KPMG
Pensioenfonds moet vermogensbeheer aanzienlijk professionaliseren
19 maart 2004
Pensioenfondsen dienen hun vermogensbeheer op korte termijn
aanzienlijk te professionaliseren.
Om een volwaardige partner van de vermogensbeheerder te kunnen zijn,
zullen de fondsen hun kennis van de financiële markten en van
financiële instrumenten, zoals derivaten, flink moeten vergroten.
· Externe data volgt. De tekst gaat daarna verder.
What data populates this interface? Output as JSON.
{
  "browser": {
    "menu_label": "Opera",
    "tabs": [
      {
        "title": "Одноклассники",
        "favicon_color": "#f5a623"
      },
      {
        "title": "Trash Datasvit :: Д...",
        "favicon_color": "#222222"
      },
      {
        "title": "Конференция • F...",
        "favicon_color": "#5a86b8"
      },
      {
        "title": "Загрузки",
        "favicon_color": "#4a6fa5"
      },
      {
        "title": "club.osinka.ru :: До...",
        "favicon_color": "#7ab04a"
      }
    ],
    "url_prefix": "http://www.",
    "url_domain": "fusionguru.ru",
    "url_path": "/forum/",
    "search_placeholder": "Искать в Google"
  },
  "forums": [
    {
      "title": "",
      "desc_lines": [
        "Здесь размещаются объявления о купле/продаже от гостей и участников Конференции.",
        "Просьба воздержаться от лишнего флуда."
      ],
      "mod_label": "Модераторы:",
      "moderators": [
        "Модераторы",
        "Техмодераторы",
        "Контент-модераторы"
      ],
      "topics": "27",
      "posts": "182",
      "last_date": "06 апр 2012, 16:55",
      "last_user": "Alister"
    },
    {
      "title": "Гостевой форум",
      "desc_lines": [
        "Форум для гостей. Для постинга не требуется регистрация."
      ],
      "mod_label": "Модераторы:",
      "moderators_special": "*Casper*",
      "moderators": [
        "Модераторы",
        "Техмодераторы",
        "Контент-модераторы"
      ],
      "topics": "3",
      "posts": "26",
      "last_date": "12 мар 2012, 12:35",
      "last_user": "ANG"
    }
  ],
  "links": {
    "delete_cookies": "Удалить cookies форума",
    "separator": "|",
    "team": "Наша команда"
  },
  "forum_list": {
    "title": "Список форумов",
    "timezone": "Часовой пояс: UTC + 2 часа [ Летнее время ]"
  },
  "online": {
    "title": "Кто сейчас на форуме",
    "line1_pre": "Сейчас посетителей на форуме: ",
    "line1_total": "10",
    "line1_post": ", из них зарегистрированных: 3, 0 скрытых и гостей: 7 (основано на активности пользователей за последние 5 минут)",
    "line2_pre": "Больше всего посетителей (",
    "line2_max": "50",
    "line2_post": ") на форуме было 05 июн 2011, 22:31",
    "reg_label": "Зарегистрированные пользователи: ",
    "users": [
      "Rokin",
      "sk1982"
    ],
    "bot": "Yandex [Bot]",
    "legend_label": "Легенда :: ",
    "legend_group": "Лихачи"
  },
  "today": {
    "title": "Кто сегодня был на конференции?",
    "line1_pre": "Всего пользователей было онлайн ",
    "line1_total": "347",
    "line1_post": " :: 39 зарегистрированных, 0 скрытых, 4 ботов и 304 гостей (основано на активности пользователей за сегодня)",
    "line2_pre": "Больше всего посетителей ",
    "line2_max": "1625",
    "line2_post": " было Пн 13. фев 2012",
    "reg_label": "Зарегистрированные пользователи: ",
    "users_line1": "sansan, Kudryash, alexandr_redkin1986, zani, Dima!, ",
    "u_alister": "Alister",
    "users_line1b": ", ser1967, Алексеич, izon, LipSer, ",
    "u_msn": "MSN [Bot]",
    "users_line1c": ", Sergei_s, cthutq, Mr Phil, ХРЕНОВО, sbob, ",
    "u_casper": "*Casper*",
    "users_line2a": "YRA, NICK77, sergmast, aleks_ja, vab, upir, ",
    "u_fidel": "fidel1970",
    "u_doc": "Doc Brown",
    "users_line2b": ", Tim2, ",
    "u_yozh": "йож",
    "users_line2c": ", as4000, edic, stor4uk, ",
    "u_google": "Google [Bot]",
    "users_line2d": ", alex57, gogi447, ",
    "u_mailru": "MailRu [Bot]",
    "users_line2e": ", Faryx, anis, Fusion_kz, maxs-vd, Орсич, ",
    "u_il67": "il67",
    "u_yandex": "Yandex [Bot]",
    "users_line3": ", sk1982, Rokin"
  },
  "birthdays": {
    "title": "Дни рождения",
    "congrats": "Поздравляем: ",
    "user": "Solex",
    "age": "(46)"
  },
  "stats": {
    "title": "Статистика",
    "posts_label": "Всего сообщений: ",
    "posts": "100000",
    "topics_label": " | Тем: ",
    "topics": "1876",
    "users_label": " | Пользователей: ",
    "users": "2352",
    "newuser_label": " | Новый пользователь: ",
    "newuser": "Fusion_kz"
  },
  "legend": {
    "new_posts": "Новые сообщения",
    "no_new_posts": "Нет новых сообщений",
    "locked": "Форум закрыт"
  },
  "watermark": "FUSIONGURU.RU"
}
Alleen dan zullen zij in staat zijn om het beheer op basis van eigen
kennis te kunnen sturen. Als gevolg van de dalende dekkingsgraden is
bij veel pensioenfondsen druk ontstaan om hogere rendementen te
behalen en de risicos te beperken. Dit vraagt om een herbezinning op
het beleggingsbeleid en een professionalisering van het
vermogensbeheer. In dit kader moet ook de rol van het risicomanagement
van het pensioenfonds opnieuw tegen het licht worden gehouden. Zeker
nu er vanuit de toezichthouder extra druk is ontstaan, moet een
pensioenfonds adequaat kunnen aantonen dat de toevoeging van
bijvoorbeeld derivaten aan de portefeuille de kans op onderdekking
niet vergroot.
De malaise op de beleggingsmarkten heeft ervoor gezorgd dat
pensioenfondsen veel kritischer zijn geworden op de kwaliteit van de
toegevoegde waarde van het uitgevoerde vermogensbeheer, constateert
Roel Menken van KPMGs Financial Services. Tot het eind van de jaren 90
was daar minder aandacht voor. In die tijd werd het de beheerder niet
aangerekend als zijn prestaties lichtjes onder de indices van de
belangrijkste financiële markten zaten. Bovendien kostte het kiezen
van en overgaan naar een andere beheerder tijd en geld, een
investering die voor de meeste klanten niet opwoog tegen een beetje
extra rendement. Tegenwoordig zijn pensioenfondsen zeer kritisch zijn
op de geleverde prestaties van de vermogensbeheerder, zowel in
verhouding tot de kosten als tot de prestaties van alternatieve
aanbieders. Om vermogensbeheerders kritisch te kunnen beoordelen, is
het onder meer nodig om de methoden waarmee de prestatie kan worden
gemeten te standaardiseren. Op deze manier worden de
beleggingskwaliteiten van de vermogensbeheerders transparant en beter
vergelijkbaar.
De inmiddels geïntroduceerde GIPS (Global Investment Performance
Standards) worden nu breed gedragen in de Nederlandse markt en zijn de
laatste jaren door veel vermogensbeheerders ingevoerd. Menken: Nu deze
standaard steeds verder oprukt, kunnen pensioenfondsen de
beleggingsrendementen van de verschillende vermogensbeheerders
éénduidig met elkaar vergelijken zonder twijfel over de juistheid en
vergelijkbaarheid van de gepresenteerde cijfers. Dit maakt het voor
pensioenfondsen gemakkelijker om te beoordelen in welke
beleggingscategorie een vermogensbeheerder al dan niet excelleert en
op basis hiervan mandaten toe te kennen. Wij zien dan ook in
toenemende mate dat vermogensbeheerders zich specialiseren in een
specifieke beleggingscategorie of regio waarin zij excelleren.